Winston Sullivan and his co-owner wife Susan (half Italian and half Sicilian) decided to relocate in the former livery stables just off Main Street. The early California ambience appealed to them, and the courtyard offered a perfect location for dining al fresco. But its personality was entirely different from that of the Montecito location. A new culinary approach was called for. Well, not really new so much as adjusted: “Amer-Ital” morphed into “Amer-Med-Ital”.
First thing, they installed a wood-fired pizza oven. A seamless banquette is set along one exposed brick wall, bordered with tables for two or four. The courtyard wall is all French windows opening out onto the dining patio shaded with an expansive wooden trellising, orange and lemon trees espaliered up the support columns, and large pots with olive bushes. A dense rosemary hedge marks off the side boundary while a decorative stucco wall closes the end, complete with a built-in outside fireplace that provides a flickering ambiance and heat on cool evenings. Here, old California meets the northern coast of the Mediterranean, complete with ocean breezes and herbal scents.

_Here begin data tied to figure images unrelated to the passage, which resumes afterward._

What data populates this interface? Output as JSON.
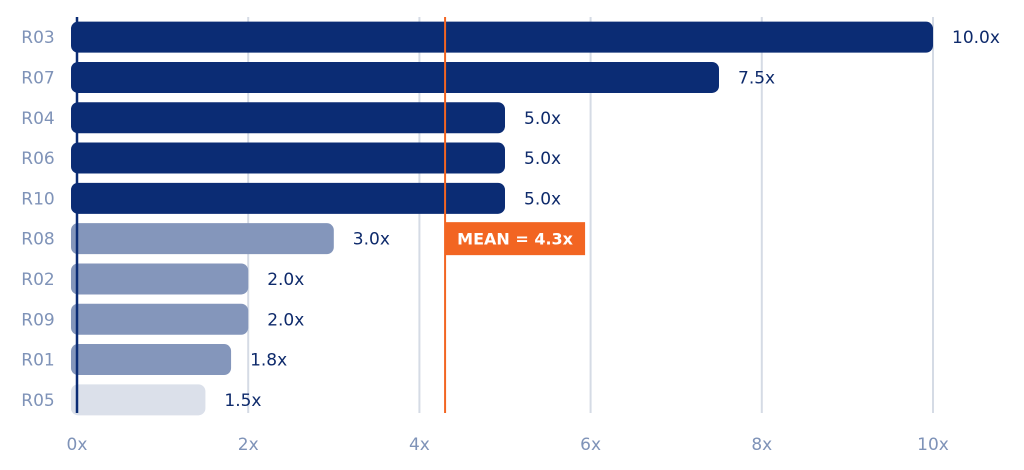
{
  "chart_data": {
    "type": "bar",
    "orientation": "horizontal",
    "categories": [
      "R03",
      "R07",
      "R04",
      "R06",
      "R10",
      "R08",
      "R02",
      "R09",
      "R01",
      "R05"
    ],
    "values": [
      10.0,
      7.5,
      5.0,
      5.0,
      5.0,
      3.0,
      2.0,
      2.0,
      1.8,
      1.5
    ],
    "value_labels": [
      "10.0x",
      "7.5x",
      "5.0x",
      "5.0x",
      "5.0x",
      "3.0x",
      "2.0x",
      "2.0x",
      "1.8x",
      "1.5x"
    ],
    "bar_colors": [
      "#0b2c74",
      "#0b2c74",
      "#0b2c74",
      "#0b2c74",
      "#0b2c74",
      "#8496bb",
      "#8496bb",
      "#8496bb",
      "#8496bb",
      "#dbe0ea"
    ],
    "xlim": [
      0,
      10
    ],
    "x_ticks": [
      0,
      2,
      4,
      6,
      8,
      10
    ],
    "x_tick_labels": [
      "0x",
      "2x",
      "4x",
      "6x",
      "8x",
      "10x"
    ],
    "grid": true,
    "mean": {
      "value": 4.3,
      "label": "MEAN = 4.3x",
      "color": "#f26522"
    },
    "title": "",
    "xlabel": "",
    "ylabel": ""
  },
  "colors": {
    "grid": "#d5dbe5",
    "axis": "#0b2c74",
    "tick_text": "#7f93b8",
    "value_text": "#0e2a6b"
  }
}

The ambience carries through seamlessly in the cuisine. Open for breakfast and brunch (weekends), lunch and dinner, they are part café, part trattoria, and part ristorante. Montecito old-timers will recognize breakfast, with everything from good old bacon and eggs to brioche French toast, blueberry corn cakes, and golden polenta with maple syrup and butter. Lunch leans heavily to soups, salads, sandwiches, pizzas, ground Angus sirloin burgers, Cornish game hen, steaks, and fish dishes.

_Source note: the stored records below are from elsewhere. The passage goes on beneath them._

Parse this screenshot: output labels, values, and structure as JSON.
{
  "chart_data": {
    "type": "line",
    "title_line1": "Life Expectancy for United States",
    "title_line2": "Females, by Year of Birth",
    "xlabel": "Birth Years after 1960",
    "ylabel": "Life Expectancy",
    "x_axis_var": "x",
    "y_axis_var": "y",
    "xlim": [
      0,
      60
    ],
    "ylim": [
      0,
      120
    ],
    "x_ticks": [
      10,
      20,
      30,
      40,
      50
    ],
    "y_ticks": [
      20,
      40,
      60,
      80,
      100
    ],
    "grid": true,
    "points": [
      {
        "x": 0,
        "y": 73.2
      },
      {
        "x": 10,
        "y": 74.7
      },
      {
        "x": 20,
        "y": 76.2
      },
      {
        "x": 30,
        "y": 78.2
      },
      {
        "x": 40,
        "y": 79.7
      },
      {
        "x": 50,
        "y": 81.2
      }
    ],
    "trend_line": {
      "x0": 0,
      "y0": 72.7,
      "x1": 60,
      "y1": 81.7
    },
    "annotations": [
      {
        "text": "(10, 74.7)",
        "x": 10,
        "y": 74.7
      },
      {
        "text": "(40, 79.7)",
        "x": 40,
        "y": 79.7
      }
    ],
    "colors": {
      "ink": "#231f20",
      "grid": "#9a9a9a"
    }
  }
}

The dinner menu, on the other hand, is quite different. The chef who stayed on from Montecito does the breakfasts, brunches, and lunches—but the dinner chef, at the direction of Susan Sullivan, is exploring new ground in Ventura. As well as popular California cuisine and daily soups, there are “Tutti’s tappas,” dishes with more of an Italian bent rather than Spanish. They are presented in two groups: vegetables in one, seafood and meats in the other. For the “big plate” diner, there is the selection called “Big Plate Entrées.” These range from rib eye steaks with haystack potatoes to braised lamb shank, grilled pork chop over whipped sweet potatoes, rotisserie roast chicken, and spit roasted Cornish game hen stuffed with apricots, currents, and herbs. Grilled ahi tuna is presented with a gateau of roasted beets, goat cheese, and walnuts with tarragon beurre blanc. There is seafood cioppino, seafood risotto, and a variety of pasta dishes as well.
Like most new restaurants, Tutti’s Off Main has had some ups and downs over the last couple of years. But on my visit for lunch in mid-October, Susan and Winston appeared to have worked out most of the hiccups. I was served an excellent chilled poached salmon salad. The salmon was perfectly cooked—moist and tender, with no overcooking. A hint of parmesan found its way into each bite of salad greens. Three tender spears of asparagus and mixed baby greens embellished with a mélange of market vegetables made an excellent match along with the raspberry vinaigrette with just a touch of saffron lemon aioli. For dessert, the raspberry tort finger was a bit heavy on crust and low on raspberry, but the crème anglais eased what slight dryness that caused. Their lemon desserts are famous for those wonderful mouth puckering Italian lemon fillings.
All in all, a great place to eat any meal, meet friends, have a slice after a movie, or even hold a business event.